The big one, the one this writing is about, is depression. I have seen pictorial representations of depression and they are always dark and moody, coloring the periphery with grays and blacks, or hulking, overpowering shapeless beasts that cover and smother and drown.

My depression manifests itself more as an imp, a poltergeist, a malicious sprite. Hiding in nooks and crannies waiting to jump out, slap me around and disappear again under the love seat or out the car window. I know this won’t kill me, I know I can continue to live my life and enjoy giant swaths of it, I KNOW that this little bastard can’t do anything more than rattle me but it is so damn good at it that it is wearing me down.
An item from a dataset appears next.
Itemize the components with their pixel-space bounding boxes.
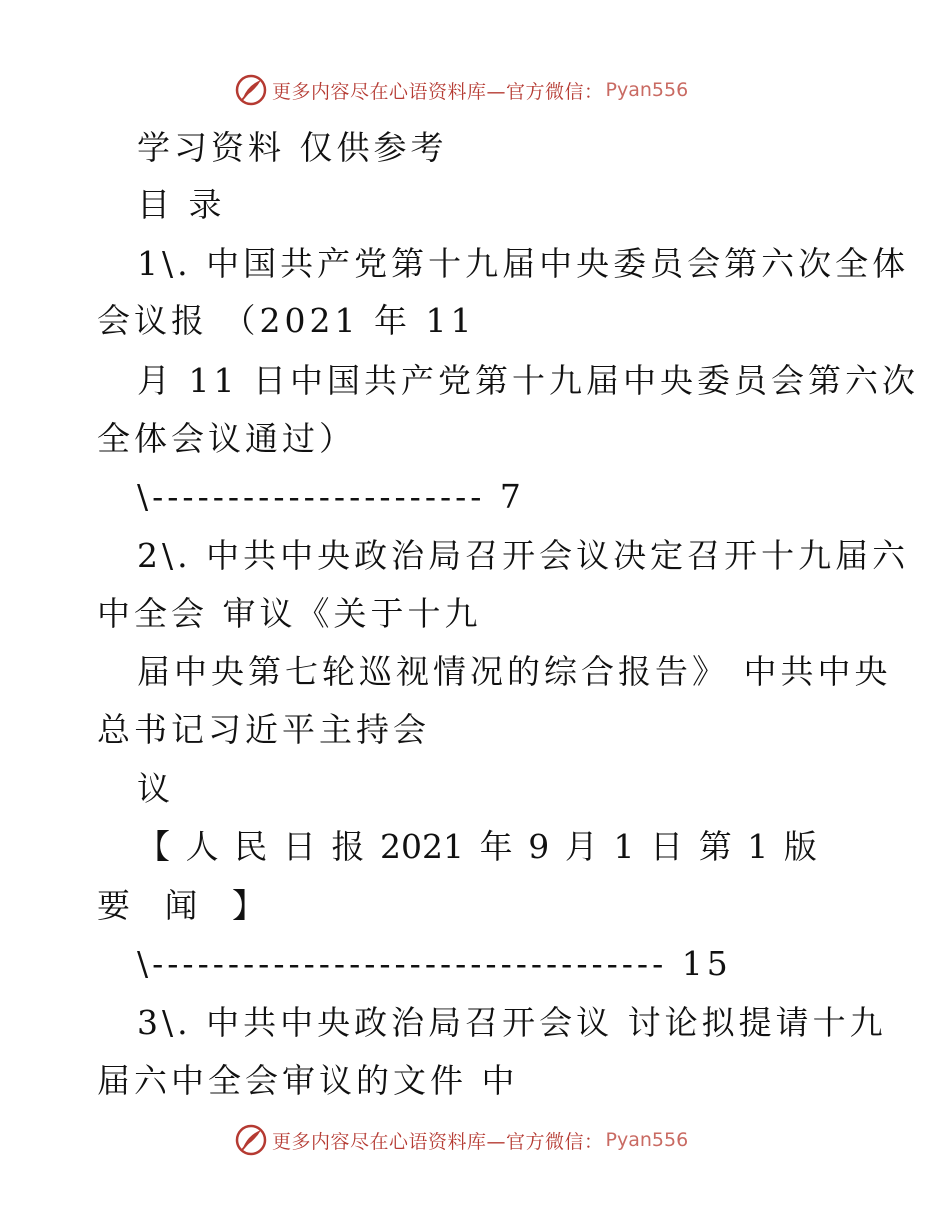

Like a tiny vaguely painful cavity it reminds me that one wrong bite, wrong step, miscalculation or assumption and it will be there, grinning, slapping, yanking my hair and poking my eyes before popping out of my life in an instant leaving me blinking furiously, growing a bruise, shaken and confused. Picture the Three Stooges rolled into one vaguely poopy smelling creature and me, Don Quixote with a urine soaked blanket. Depression does, indeed, stink.

1 comment:

  1. Okay, I love this one. I wanted to continue, but it is hard to write about depression when I am laughing out loud at my own description of it. :) Yep folks, I crack myself up.